LMS integration uses LTI 1.3 plus direct API for Canvas, Brightspace D2L, Moodle, and Blackboard — agents can be invoked inline within course shells with grade-passback and assignment-aware context. SIS integration uses REST/Ethos and direct connectors for Banner, Workday Student, PeopleSoft, and Jenzabar — degree-audit assist, registration support, and financial-aid context flow from here. CRM (Slate, Salesforce Education Cloud, EAB Navigate), advising (Starfish, Civitas), and identity (Shibboleth, Okta, Azure AD) integrations are first-class.

**Q: How does the cost compare to per-office SaaS AI?**

Stacked per-office SaaS commonly lands at $60-80 per user per month. ibl.ai operates at developer-rate API pricing through the institutional platform, which typically lands at $2-8 per user per month at institutional scale — a 10-30x reduction. The trade-off is operational: the institution needs a small engineering team (often 2-5 engineers) to operate the platform. Forward-deployed engineering bridges this during initial deployment.

**Q: What is the typical first deployment scope and timeline?**

A typical first deployment is 12 weeks across four phases: architecture decisions and governance charter (2 weeks), platform deployed and integrated (2 weeks), first workload in pilot (4 weeks), and second/third workloads with office expansion (4-8 weeks). The first workload is usually a clear-impact administrative agent — admissions inquiry triage, advising augmentation, or registrar degree-audit assist.
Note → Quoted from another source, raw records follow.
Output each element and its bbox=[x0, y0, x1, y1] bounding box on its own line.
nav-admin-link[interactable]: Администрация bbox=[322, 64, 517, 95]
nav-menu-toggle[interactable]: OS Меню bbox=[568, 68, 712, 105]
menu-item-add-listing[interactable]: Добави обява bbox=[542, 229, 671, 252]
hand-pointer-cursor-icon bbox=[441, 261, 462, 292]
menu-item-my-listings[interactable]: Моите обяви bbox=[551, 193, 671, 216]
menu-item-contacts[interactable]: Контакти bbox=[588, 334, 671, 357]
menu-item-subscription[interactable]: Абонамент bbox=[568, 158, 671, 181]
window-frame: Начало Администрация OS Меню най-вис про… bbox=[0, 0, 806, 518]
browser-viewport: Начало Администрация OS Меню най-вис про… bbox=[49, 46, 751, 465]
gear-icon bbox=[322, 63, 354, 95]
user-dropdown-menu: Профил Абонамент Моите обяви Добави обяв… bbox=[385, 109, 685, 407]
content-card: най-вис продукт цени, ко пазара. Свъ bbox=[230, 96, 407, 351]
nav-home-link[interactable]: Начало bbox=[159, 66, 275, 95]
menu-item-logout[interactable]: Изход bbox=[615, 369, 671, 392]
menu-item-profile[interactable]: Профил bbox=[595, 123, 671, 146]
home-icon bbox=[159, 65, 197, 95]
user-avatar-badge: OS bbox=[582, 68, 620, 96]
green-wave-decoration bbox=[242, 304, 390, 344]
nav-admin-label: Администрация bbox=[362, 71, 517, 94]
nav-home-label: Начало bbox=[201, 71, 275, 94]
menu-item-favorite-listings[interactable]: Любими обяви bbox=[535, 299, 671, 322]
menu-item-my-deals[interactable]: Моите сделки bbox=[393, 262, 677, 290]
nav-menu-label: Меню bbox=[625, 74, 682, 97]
**Q: What happens when leadership changes?**

The institution owns the platform code and the platform runs on institutional infrastructure, so leadership changes are configuration changes, not re-procurement. New priorities translate to new agents and new workloads on the existing platform. The governance committee adapts to new leadership; the platform stays.

**Q: How does this fit with our existing AI pilots and SaaS tools?**

Many institutions land at a hybrid posture: keep specific SaaS AI tools where they fit (e.g., LMS-embedded AI features under BAA/FERPA terms) and run institutional AI on the ibl.ai platform for everything else — especially the workloads touching student educational records. The institutional platform becomes the audit-of-record source and the routing layer; the SaaS tools become consumers of the institutional identity and audit posture.